SHARPE MIND: The Ten Bob Millionaire

In this week’s SHARPE MIND blog, where sports betting PR legend GRAHAM SHARPE aims to bring you a rundown of Sensational, Hard to believe, Amusing, Remarkable, Pertinent & Entertaining events which have happened over the years in the worlds of racing and betting during each specific week of the year, he looks back on the week between 22 February and 28 February.


▫️ INTRODUCING… THE TEN BOB MILLIONAIRE: Fred Craggs was feeling lucky on February 22, 2008…..so he picked 10/1 shot Isn’t That Lucky at Sandown as the first leg of his EIGHT selection 50p accumulator in his local Thirsk betting shop, deciding to finish it off with a 2/1 chance A Dream Come True……I can tell you’re ahead of me, here – as not only did those two oblige – so did the other six, including three at Nad Al Sheba. This could have been a problem, as his bookie had a hundred grand limit on bets including foreign races….however, they waived it, and Fred duly became the country’s newest millionaire!

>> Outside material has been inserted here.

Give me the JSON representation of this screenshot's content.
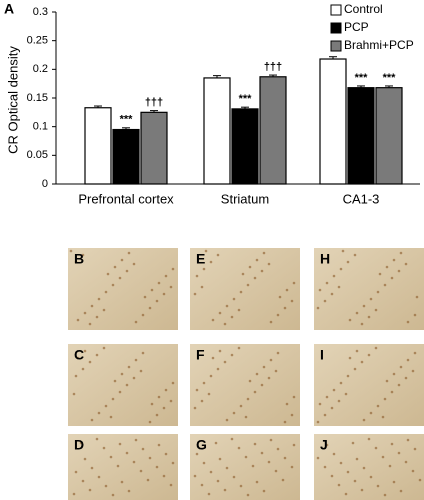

▫️ THE NUMBER EIGHT figures prominently in this week’s stories, as we’ve just seen. On the same date, in 2003 12-year-old gelding Leaping Plum won the same race – the 4f (and why can’t we have such a sprint distance over here? Discuss…) Grasmick Handicap at Fonner Park, Nebraska for the EIGHTH time since 1995.

▫️ OFF COURSE… Heading for Huntingdon on February 23, 1993, Peter Upson-trained Mansfield House found himself racing on an unfamiliar surface when his horsebox crashed on the A604 dual carriageway, leaving him free to set off charging along the road, until he was happily caught before he could damage himself.

▫️ EIGHT FIGURES AGAIN… Trainer J C Williams set what was claimed at the time to be a world record on February 24, 1979, when sending out EIGHT winners on the 12 race card at the Waterford Park course – since renamed Mountaineer Park – in West Virginia.

▫️ WHAT’S LUCK GOT TO DO WITH IT!? ‘Over the years, I’ve been very lucky’ said jockey Brendan Powell, who broke his leg at Doncaster on February 24, 1992……. However, Brendan’s definition of ‘lucky’ presumably overlooked the small matter of his ruptured stomach, the internal bleeding, that other broken leg; oh, yes, and a broken arm; then there was the broken wrist; not to forget the broken collar-bones. Hope I’m never that lucky……

▫️ WHO’D HAVE GUEST? Jockey Richard Guest came down to earth with a bump at Wincanton on February 25, 1988 – recording his EIGHTH fall in five days.

▫️ UNWANTED CHELTENHAM TREBLE… for jockey Adrian Maguire, who broke his arm at Leicester on February 25, 1997, meaning that for the third successive season he would have to miss the Cheltenham Festival. The previous year he had suffered a broken collar-bone, and the year before that he was sadly mourning the recent loss of his mother.

▫️ SPECTACULAR WIN… Jockey Andy Orkney caught the eye as he made a spectacle of himself when winning properly for the first time on February 26, 1985 on Golden Ty at Nottingham. He’d previously ridden what he thought was his first winner, Joca, at Ayr on February 9, 1985 – only for the horse to be disqualified after failing a dope test. Enough to leave him somewhat glassy-eyed – all quite appropriate for a man who was a qualified optometrist and ran an optician’s in Leyburn, Middleham.

▫️ STREETS AHEAD… Four times winner of the Aintree Hurdle, twice winner of the Breeders Cup Chase, and 1991 Champion Hurdle winner, Morley Street, who raced 45 times, winning 20 of them for prize money of £589,589 died aged 25 on February 26, 2009.

▫️ IF AT FIRST YOU DON’T SUCCEED… carry on plugging away for quarter of a century – which is just what 56 year old George Turner, believed at the time to be the oldest active jockey in the country, did when he partnered Rathmichael on February 27, 1993, to win at the Lemalla point-to-point in Cornwall – the first winner he’d ridden there in 25 years of trying.

▫️ THEY WERE QUAKING ALL OVER on February 27, 2008 when an earthquake registering 5.2 on the Richter Scale – the strongest in England for 25 years – hit, with its epicentre at Market Rasen, where the racecourse Managing Director, Pip Kirkby commented: ‘We’ve been telling everyone for years that Market Rasen is the epicentre of the world.’ Fortunately, no serious damage was reported at the course.

▫️ DIARY NOTE… ‘The Duke of Devon lost £1900 at a race at Newmarket’ noted the diarist John Evelyn on February 28 – not that unusual, you might think – no, except that this was on February 28, 1699 and would today be the equivalent of £203,268.27…….

▫️ AND FINALLY, WELL DONE OLD BOY… Sonny Somers won over fences at Lingfield on February 28, 1980 – his second victory at the age of 18.